Other techniques that help are sniffing, swallowing, and drinking something really cold. Or my favorite, eating an ice cream sandwich. Jack & Jill. MMMM
My hearing _perception_ changes constantly. I think the variables are countless and I'm certain mood has a lot to do with it.
Eustachian tube dysfunction (ETD) can be a real problem. When severe you feel like your head is in a fish bowl and nothing will relieve it. When moderate it can fluctuate even with changes in barometric pressure with the weather and can be just as annoying.
Allergies are a common cause and even something as simple as Allegra or Zyrtec can help. Flonase nasal spray helps too if used regularly.
Decongestants like pseudoephedrine can work but have other precautions associated with them.

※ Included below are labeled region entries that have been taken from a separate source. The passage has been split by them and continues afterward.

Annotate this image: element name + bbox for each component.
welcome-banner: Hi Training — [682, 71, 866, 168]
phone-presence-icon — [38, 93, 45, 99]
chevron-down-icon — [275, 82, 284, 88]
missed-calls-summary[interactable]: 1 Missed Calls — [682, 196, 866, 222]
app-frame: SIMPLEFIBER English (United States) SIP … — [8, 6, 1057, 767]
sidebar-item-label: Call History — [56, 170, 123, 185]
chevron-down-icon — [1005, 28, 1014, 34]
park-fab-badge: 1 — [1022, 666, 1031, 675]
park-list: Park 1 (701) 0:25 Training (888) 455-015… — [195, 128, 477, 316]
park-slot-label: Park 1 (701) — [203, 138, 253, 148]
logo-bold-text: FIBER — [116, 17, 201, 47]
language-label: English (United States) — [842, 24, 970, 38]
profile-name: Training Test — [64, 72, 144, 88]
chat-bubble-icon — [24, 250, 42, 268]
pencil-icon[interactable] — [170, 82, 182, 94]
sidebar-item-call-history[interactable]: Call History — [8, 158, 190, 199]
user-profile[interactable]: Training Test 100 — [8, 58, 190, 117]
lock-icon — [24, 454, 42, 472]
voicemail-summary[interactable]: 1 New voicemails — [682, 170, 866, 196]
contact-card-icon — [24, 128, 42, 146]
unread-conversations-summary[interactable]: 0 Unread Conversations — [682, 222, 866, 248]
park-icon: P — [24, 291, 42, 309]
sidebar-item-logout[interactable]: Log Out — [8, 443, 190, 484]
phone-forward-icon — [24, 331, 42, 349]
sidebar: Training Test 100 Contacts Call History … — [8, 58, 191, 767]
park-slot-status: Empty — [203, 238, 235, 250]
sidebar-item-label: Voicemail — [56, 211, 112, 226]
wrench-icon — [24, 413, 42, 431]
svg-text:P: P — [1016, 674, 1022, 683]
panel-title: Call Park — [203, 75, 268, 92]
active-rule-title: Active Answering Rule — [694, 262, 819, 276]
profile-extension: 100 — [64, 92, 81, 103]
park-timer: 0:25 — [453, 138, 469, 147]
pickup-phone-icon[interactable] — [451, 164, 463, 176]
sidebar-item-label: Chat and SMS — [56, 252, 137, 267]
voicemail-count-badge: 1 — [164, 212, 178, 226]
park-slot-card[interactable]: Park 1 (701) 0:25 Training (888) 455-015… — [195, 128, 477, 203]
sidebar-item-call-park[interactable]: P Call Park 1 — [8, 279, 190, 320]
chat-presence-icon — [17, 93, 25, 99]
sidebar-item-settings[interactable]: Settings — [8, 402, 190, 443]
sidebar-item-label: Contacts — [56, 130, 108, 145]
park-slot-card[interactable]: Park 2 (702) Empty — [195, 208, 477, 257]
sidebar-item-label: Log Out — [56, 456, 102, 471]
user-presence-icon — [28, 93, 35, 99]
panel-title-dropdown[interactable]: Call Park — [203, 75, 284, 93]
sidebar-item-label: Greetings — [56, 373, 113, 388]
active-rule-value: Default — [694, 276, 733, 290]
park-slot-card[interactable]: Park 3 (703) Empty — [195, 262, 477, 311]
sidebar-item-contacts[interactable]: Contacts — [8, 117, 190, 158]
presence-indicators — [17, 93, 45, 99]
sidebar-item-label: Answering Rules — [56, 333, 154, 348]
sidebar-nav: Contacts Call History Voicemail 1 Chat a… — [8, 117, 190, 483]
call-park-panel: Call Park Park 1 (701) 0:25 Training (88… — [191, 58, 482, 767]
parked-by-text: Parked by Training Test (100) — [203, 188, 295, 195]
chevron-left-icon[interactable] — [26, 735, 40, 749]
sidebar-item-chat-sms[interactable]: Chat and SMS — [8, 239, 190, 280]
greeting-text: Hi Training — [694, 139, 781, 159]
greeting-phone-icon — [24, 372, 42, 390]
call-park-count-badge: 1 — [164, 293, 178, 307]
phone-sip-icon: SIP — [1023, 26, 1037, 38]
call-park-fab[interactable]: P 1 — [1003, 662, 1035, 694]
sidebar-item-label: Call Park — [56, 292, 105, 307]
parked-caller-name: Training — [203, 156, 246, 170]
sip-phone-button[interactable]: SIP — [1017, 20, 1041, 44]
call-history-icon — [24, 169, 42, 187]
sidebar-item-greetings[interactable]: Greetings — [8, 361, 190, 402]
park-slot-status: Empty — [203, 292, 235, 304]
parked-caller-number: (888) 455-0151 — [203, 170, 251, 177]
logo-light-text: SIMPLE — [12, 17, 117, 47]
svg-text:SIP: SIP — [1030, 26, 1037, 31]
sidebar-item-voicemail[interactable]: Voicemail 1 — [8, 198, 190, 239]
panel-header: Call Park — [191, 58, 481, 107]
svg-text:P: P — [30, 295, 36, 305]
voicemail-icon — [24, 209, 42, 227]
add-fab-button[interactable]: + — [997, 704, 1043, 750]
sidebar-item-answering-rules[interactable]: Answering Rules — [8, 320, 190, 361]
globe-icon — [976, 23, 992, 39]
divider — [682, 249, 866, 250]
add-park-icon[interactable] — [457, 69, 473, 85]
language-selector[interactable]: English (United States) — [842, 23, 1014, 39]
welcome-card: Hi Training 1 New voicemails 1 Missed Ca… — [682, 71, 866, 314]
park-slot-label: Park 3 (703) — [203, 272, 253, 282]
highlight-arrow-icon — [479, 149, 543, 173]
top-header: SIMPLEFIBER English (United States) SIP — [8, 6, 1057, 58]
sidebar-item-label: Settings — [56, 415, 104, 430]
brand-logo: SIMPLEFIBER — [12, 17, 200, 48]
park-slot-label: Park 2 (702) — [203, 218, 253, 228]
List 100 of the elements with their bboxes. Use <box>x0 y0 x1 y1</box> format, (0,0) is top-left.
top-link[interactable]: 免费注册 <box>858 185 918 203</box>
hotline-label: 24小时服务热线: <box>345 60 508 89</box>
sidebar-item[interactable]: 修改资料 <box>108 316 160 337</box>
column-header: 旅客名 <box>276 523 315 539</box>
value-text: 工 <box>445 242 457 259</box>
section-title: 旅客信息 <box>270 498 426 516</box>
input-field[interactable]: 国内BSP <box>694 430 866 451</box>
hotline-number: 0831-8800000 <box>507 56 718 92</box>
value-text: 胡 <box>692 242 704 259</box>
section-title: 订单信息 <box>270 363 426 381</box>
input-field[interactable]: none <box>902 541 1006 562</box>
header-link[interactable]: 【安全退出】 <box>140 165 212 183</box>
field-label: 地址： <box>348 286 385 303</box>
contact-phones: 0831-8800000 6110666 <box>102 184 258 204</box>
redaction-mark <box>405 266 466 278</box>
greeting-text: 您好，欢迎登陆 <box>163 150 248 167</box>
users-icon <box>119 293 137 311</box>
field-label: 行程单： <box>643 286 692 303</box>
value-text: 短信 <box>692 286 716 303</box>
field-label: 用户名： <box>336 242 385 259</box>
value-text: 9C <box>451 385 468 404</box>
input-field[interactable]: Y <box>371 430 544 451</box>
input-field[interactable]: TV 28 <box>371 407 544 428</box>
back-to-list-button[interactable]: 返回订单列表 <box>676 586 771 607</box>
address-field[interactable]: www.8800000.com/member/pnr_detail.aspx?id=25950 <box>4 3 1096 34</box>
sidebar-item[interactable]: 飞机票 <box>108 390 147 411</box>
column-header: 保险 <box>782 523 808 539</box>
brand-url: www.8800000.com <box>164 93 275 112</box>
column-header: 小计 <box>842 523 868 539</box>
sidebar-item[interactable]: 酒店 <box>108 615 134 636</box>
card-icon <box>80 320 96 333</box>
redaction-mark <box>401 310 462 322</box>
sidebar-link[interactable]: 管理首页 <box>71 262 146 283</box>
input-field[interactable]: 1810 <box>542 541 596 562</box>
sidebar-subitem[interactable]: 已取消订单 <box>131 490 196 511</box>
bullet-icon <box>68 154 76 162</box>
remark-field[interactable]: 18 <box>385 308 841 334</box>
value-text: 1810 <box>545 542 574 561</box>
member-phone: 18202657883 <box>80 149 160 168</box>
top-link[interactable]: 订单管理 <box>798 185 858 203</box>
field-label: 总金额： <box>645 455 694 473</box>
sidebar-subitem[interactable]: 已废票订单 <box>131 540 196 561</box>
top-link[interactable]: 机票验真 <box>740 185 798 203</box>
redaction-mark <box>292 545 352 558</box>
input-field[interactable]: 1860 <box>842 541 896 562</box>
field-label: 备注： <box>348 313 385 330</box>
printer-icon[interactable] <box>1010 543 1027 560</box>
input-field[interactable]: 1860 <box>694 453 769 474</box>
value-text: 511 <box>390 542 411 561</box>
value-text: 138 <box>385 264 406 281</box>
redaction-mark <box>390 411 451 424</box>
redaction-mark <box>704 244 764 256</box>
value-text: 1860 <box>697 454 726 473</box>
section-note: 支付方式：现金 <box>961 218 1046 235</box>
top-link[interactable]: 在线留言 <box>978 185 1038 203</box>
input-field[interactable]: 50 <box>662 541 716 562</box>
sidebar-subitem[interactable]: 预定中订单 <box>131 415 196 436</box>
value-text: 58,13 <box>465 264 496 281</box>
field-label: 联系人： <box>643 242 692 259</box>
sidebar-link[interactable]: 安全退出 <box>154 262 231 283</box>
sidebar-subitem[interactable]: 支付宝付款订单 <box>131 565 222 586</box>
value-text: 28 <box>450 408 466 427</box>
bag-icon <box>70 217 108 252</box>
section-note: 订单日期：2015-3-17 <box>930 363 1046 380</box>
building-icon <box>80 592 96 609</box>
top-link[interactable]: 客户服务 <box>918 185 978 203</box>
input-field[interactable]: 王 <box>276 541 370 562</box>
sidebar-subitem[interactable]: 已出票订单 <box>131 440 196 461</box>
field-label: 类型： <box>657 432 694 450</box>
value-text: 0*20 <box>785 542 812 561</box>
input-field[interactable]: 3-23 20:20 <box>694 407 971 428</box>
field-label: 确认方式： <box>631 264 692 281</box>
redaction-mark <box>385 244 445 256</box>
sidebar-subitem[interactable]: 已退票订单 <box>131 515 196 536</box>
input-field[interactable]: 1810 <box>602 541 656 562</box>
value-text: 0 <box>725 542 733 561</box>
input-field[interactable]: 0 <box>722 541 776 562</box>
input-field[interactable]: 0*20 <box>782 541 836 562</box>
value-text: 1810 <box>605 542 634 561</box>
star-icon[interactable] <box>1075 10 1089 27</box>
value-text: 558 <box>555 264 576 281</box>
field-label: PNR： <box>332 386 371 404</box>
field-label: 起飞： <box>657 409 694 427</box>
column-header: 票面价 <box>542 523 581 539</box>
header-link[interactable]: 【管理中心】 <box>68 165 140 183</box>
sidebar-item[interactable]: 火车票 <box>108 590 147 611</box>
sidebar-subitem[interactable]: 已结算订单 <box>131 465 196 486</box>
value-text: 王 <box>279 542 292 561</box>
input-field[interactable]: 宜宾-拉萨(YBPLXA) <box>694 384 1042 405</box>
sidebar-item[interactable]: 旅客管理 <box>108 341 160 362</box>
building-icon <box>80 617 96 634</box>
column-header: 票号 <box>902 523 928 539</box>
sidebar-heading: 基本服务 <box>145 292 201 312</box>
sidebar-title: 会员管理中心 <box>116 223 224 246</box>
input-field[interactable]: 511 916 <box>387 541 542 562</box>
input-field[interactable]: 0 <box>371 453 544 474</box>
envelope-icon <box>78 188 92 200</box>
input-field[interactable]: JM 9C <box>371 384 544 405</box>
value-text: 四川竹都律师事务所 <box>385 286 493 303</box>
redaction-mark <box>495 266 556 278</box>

Afrin nasal spray (oxymetazoline) can work well and sometimes even work fast but using it for more than about three days will actually make things worse. A puff or two before flying can help prevent in-flight and post-flight issues.
A hearing test will not measure compliance and mobility of the ear drum and eustachian tube dysfunction can cause abnormal audiometry. A tympanogram does measure the mobility of the ear drum and can be useful in diagnosing ETD. It is a simple test with the proper instrument.